ABA president calls LSC and judiciary funding “major victory”

ABA President James R. Silkenat called substantial fiscal year 2014 funding for the Legal Services Corporation (LSC) and the federal judiciary a “major victory for access to justice for all Americans” after President Obama signed a consolidated appropriations bill last month.

P.L. 113-76 (H.R. 3547), which funds federal programs through September 30, 2014, provides $365 million for LSC, a $24 million increase above its 2013 sequestration level. The appropriations measure also includes a $326 million increase in discretionary funding for the federal judiciary, which brings total judiciary discretionary funding to $6.516 billion, approximately the level it was before sequestration cuts went into effect last year.

“Congress should use the bipartisan sentiment expressed in this budget to protect the LSC and the judiciary from future debilitating cuts in the name of sequestration,” Silkenat said in a Jan. 17 statement. “This spending bill is an important demonstration of both parties’ commitment to justice,” he added.

The judiciary funding amount, which includes $1.044 billion for the Defender Services Program, restores almost all of the funding lost to sequestration in 2013 for paying court-appointed panel attorneys who represent indigent defendants in federal criminal cases.

The Judicial Conference of the United States announced Feb. 10 that previous hourly panel attorney rates would be restored, and that, beginning March 1, the hourly panel attorney rates will increase to $126 for non-capital representations and $180 for capital representations. Also announced was a 1 percent increase in keeping with the 2014 pay raise for federal employees.

In an emergency move taken last August as a result of sequestration, the conference had been forced to reduce hourly rates by $15 per hour and to defer payments to fiscal year 2015 for some work performed in fiscal year 2014. The new spending plan provides sufficient funding to pay all fiscal year 2014 panel attorney vouchers without deferring any payments into fiscal year 2015.

In a Jan. 8 letter to House and Senate appropriators, Silkenat expressed the ABA’s appreciation for the legislators’ demonstrated commitment to provide the federal judiciary with the financial resources it needs to carry out its many critical constitutional and statutory duties.

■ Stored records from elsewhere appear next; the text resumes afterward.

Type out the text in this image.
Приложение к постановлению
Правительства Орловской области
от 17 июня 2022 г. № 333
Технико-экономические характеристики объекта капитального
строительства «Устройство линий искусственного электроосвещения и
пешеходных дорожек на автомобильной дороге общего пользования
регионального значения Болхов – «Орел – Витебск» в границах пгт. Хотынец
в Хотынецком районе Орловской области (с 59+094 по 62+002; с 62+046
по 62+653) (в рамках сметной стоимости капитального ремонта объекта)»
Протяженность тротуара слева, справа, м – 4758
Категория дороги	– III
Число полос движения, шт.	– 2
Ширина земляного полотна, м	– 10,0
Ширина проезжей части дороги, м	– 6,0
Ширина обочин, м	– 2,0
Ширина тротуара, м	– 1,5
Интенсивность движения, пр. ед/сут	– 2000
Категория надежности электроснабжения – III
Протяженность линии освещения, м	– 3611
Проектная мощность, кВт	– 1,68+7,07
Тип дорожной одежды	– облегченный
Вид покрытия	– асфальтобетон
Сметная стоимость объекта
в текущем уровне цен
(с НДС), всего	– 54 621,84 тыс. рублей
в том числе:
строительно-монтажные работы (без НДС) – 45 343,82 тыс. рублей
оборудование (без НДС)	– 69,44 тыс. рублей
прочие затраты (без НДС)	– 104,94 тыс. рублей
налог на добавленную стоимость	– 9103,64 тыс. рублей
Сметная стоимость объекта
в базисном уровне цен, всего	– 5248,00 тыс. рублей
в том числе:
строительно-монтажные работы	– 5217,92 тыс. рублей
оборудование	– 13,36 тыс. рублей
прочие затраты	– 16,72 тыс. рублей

In the letter, he also commended the judiciary for heeding concerns that appropriators had stated in their subcommittee reports about the rising costs associated with court space and occupancy. He noted that the judiciary recently adopted two policies that help control the cost of future mandatory spending on rent:  a “NO Net New” policy requiring an offset for any increase in square footage within a circuit, and a commitment to reduce space occupancy by 3 percent by the end of fiscal year 2018.

P.L. 113-76 also provides fiscal year 2014 funding for numerous other programs of interest to the ABA, including:

  • $67.75 million for the Second Chance Act, which supports prisoner re-entry efforts;
  • $417 million for the Violence Against Women Act, including $39 million for civil legal assistance and a $13 million increase to $180 million for the STOP program for training officers and prosecutors;
  • increased funding from $18 million to $59 million for improving criminal history records and the National Instant Check System for gun purchaser background checks;
  • $4 million for a new Veterans Treatment Court program in the Department of Justice; and
  • $3.024 billion for the U.S. Patent and Trademark Office to be derived from user fee revenue.